Stefano Pozzebon, a journalist living in the capital city of Caracas, described the Venezuelans’ attempts to withdraw cash from ATMs as “complicated, tedious and surreal, or just impossible.” With dozens of desperate civilians lining up in front of ATM’s, queues can uphold a minimum one hour wait time, or worse - run out of cash.
After Pozzebon tried for four hours to retrieve money from various ATMs, he ended up with 10,000 bolivars in hand. Shortly after, when he went out to buy coffee, his cappuccino cost 35,000 bolivars.
How Will Venezuela Recover?
Hope for the bolivar’s recovery has vanished into thin air after the currency lost 98 percent of its value. In an effort to increase money supply without returning to the printing machines, the government has launched its own version of bitcoin, a cryptocurrency called the petro.

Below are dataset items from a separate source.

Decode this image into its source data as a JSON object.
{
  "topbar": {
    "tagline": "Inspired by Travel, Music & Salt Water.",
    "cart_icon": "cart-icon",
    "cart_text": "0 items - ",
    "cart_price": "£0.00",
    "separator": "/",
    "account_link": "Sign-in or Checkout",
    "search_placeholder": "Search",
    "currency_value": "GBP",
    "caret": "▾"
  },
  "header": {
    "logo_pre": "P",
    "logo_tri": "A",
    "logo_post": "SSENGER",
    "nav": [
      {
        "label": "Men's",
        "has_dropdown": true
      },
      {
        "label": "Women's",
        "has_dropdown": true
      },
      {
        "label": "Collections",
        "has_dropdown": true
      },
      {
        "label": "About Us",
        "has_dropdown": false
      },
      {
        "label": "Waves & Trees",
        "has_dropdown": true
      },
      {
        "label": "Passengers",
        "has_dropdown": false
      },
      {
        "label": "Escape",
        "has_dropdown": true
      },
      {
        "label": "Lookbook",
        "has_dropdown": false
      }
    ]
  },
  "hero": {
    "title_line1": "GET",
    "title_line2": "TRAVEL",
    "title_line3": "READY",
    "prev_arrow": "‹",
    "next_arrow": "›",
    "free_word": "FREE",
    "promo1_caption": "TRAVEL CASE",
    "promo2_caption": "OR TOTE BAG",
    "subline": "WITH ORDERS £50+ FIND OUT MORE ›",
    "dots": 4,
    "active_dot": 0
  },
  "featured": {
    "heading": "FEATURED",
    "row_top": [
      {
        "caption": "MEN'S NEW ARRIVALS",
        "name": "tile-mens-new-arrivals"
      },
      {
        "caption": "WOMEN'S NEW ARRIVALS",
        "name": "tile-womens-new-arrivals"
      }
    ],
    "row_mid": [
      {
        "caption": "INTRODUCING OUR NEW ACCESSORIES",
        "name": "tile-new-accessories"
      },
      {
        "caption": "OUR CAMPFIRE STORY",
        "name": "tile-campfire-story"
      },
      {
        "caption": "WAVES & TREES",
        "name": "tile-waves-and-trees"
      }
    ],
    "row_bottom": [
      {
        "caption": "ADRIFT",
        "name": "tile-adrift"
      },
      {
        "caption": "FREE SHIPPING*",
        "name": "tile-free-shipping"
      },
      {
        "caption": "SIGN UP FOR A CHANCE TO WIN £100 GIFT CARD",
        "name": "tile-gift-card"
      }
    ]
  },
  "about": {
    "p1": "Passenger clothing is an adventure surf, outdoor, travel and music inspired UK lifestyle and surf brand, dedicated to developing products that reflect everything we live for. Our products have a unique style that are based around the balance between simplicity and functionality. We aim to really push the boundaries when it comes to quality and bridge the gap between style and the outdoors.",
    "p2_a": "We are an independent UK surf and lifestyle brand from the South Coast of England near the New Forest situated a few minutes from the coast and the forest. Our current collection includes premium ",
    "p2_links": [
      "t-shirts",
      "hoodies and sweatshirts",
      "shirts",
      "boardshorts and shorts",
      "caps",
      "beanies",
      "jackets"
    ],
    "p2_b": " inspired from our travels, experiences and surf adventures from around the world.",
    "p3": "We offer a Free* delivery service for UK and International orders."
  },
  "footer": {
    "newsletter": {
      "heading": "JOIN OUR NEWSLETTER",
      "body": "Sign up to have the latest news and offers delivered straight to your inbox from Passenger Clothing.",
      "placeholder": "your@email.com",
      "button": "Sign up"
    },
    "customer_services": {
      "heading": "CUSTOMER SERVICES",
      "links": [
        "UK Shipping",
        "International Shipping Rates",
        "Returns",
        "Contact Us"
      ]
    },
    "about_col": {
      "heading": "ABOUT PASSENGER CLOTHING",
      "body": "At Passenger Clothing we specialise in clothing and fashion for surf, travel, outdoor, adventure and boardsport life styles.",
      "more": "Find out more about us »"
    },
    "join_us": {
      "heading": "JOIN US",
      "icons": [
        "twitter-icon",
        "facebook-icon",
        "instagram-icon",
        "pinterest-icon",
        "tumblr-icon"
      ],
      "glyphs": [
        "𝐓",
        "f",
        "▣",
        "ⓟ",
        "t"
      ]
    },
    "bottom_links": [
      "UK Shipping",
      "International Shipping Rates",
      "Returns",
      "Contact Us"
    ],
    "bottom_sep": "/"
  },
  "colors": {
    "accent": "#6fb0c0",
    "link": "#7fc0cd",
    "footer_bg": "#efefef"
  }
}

According to BBC News, “Venezuela owes an estimated $140bn to foreign creditors and economists suggest Mr. Maduro is looking to pay them with Petros as he seeks to restructure the country’s debt.” This new cryptocurrency will be supported by the wealth from oil, gas, diamonds and gold.
The U.S., along with the European Union, has already imposed numerous sanctions on Venezuelan officials for destroying democratic order. The U.S. has forbid American workers to engage in business negotiations with the Venezuelan officials, while the European Union has placed an arms embargo on the country.
Over 3 million Venezuelans have fled into neighboring Latin American countries such as Brazil, Colombia and Peru. In Colombia, the presence of Venezuelan refugees is comparable in size to the amount of Syrian refugees currently in Germany.